Vingt-huitième spectre (Un jardinier)

26 Octobre 2008 , Rédigé par Martin-Lothar Publié dans #Spectres, #Histoires d'Histoire

Pour icelles et iceux qui ne connaissent pas mes contes des spectres, je précise qu'il s'agit de nouvelles relatant les petites histoires de petites gens filant dans les dédales de la grande Histoire.
Ce sont des textes intéressants (ou pas) qu'il convient de lire calmement, en les sirotant et surtout, en se gardant de commencer par la fin où apparaît la clé, la révélation de l'histoire : sachez jouir de votre plaisir de lire.
Vous trouverez tous les autres spectres par un lien dans la colonne de gauche, tout en haut.


Vingt-huitième spectre (Un jardinier)

Les Anciens restaient avec la Nature ; pensaient avec elle et sans moyens extraordinaires, se jouaient de la matière. (René Adolphe Schwaller de Lubicz, Le Temple dans l'Homme)

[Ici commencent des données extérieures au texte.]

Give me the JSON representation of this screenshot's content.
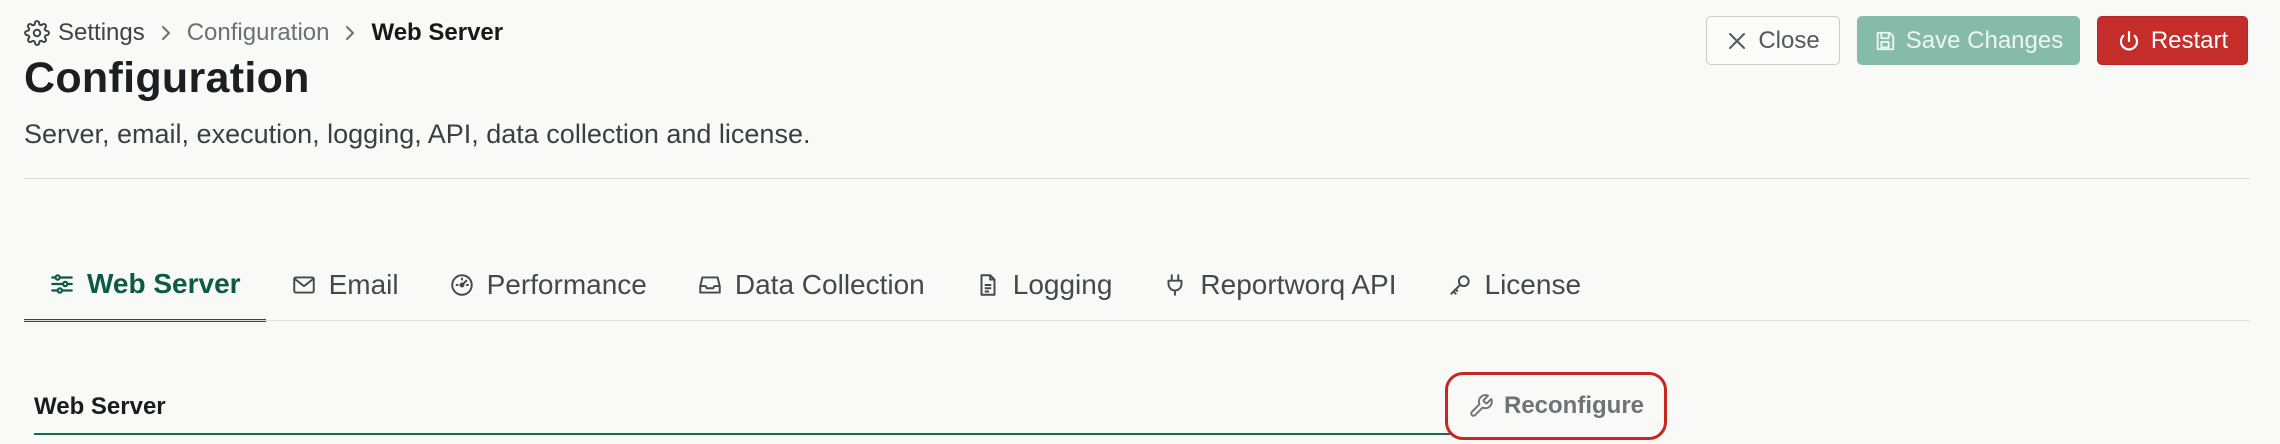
{
  "breadcrumb": {
    "items": [
      {
        "label": "Settings",
        "icon": "gear-icon"
      },
      {
        "label": "Configuration"
      },
      {
        "label": "Web Server"
      }
    ]
  },
  "header": {
    "title": "Configuration",
    "subtitle": "Server, email, execution, logging, API, data collection and license."
  },
  "actions": {
    "close_label": "Close",
    "save_label": "Save Changes",
    "restart_label": "Restart"
  },
  "tabs": [
    {
      "label": "Web Server",
      "icon": "sliders-icon",
      "active": true
    },
    {
      "label": "Email",
      "icon": "envelope-icon"
    },
    {
      "label": "Performance",
      "icon": "speedometer-icon"
    },
    {
      "label": "Data Collection",
      "icon": "inbox-icon"
    },
    {
      "label": "Logging",
      "icon": "document-icon"
    },
    {
      "label": "Reportworq API",
      "icon": "plug-icon"
    },
    {
      "label": "License",
      "icon": "key-icon"
    }
  ],
  "section": {
    "title": "Web Server",
    "reconfigure_label": "Reconfigure",
    "reconfigure_icon": "wrench-icon"
  },
  "colors": {
    "accent": "#0d5a45",
    "save": "#87bba9",
    "danger": "#c42d2a",
    "highlight": "#c82620"
  }
}
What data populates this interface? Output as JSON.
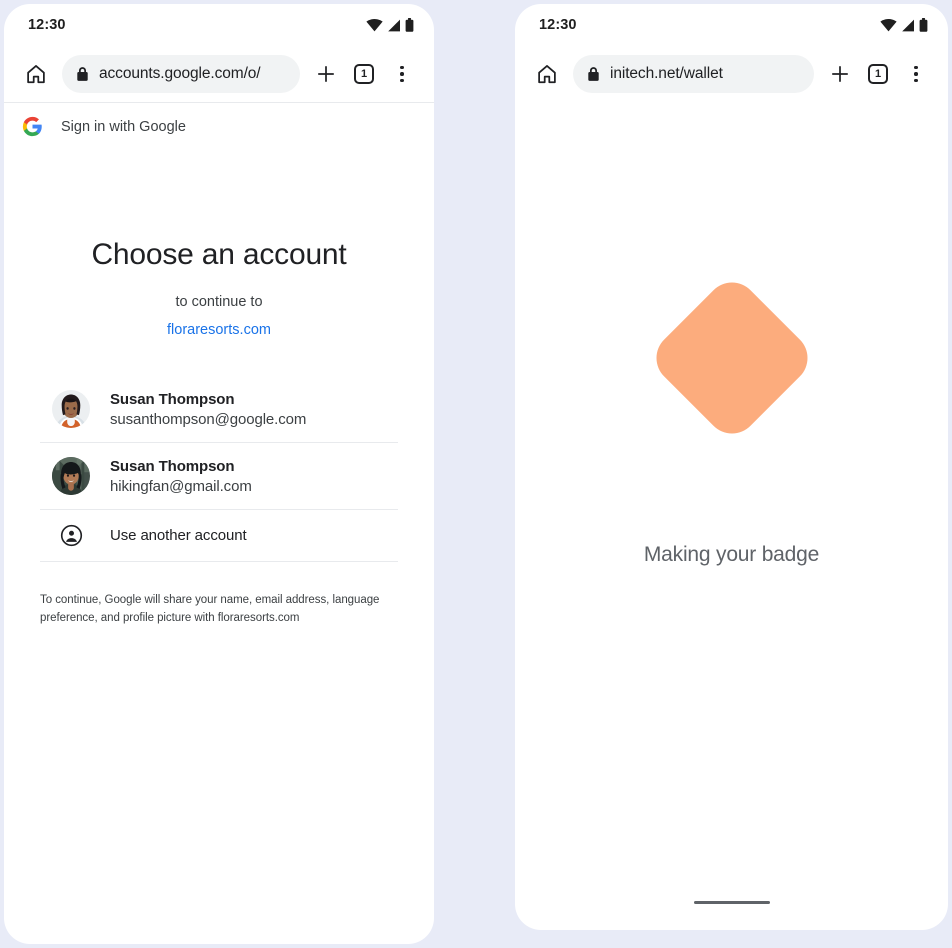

Je suis mort comme je suis né : En jardinier de mon état, de mon métier et de ma race.
Mon père l'était aussi comme son père et ma mère était cuisinière, comme ma grand-mère.
Tous mes ancêtres jusqu’à des générations de nulle mémoire, vécurent dans les jardins et les cuisines d’une même famille de hobereaux dont la noblesse se perdaient dans la nuit des temps.
Comme tous ceux de cette famille et de ses serviteurs, aucun ne mit jamais un pied hors des limites de notre beau comté, voire de la province !
Ma mère me mit au monde dans un coin de la cuisine entre deux plats à préparer.
La baronne, notre maîtresse, l’assista seule dans cette œuvre et lui prodigua tous les soins qu’il fallait.
Deux heures après ma naissance, ma mère, refusant de se reposer plus longtemps, se remit à ses casseroles et mon père est venu « constater » mon existence pendant à peine un quart d’heure pour regagner satisfait un verger qui ne pouvait jamais pousser sans lui.
Quand j’ai eu cinq ans, je fus chassé de la cuisine pour aller vivre nuit et jour dans le parc en satellite souvent turbulent de mon père qui toutefois, ne me quittait jamais de l’œil et qui commença aussitôt à m’enseigner son art.
Jusqu’à quinze ans, j’ai ainsi hanté le potager, les pelouses, le verger et les plates-bandes, l’été, nu comme vers et l’hiver, vêtu d’une simple blouse ; je dormais du crépuscule à l’aube, blotti contre mon père dans un appentis du fond et je ne voyais ma mère qu’au souper dans la cuisine, après mon bain quotidien dans l’abreuvoir près de l’écurie dont l’eau n’était pas loin de geler quelquefois.
Heureusement, les repas préparés par ma mère, étaient fameux et largement plus luxueux qu’aucun autre gueux des alentours n’en avait jamais rêvé de sa vie !
J’ai donc passé mon enfance à gambader dans les taillis ; à courir dans les allée ; à ramper dans la boue ou la poussière ; à débleuir mes pieds nus trempés de neige ; à me sécher dans le foin de la grange des pluies de toute saison et à escalader au plus haut l’un après l’autre chacun des centaines d’arbres qui ornaient le parc.
Je n’ai jamais été vraiment malade dans ma vie car à la moindre fièvre ou faiblesse, mon père me donnait une racine à grignoter ou ma mère me faisait boire une potion qui me remettait sur pieds, aussi frais qu’un gardon, à peine quelques grimaces plus tard.
Au printemps, je me faisais en cachette des festins de framboises, de fraises ou de groseilles gorgées du meilleur sucre de la meilleure des terres et chauffées du soleil le plus sauvage et tendre.
La vie était dure évidemment, mais les paradis ne sont pas faits pour les limaces, comme disait papa et tout compte fait, manger une simple pomme, assis sur sa branche dans la splendeur de l’automne vaut bien toutes les frivolités et tous les trésors du monde !
Quand j’ai eu enfin le duvet au menton et partout là où il fallait, mon père me donna une culotte, une veste, un chapeau et des sabots en bois de noyer et de ce jour, il passa la plupart du temps assis à fumer sa pipe en me regardant travailler et à me donner des ordres et des conseils sur tout et tout le temps.
En quelques années, je suis ainsi devenu un aussi grand, savant et fameux jardinier que lui, ce qui, aux dires de la Baronne, était un « joli tour de force »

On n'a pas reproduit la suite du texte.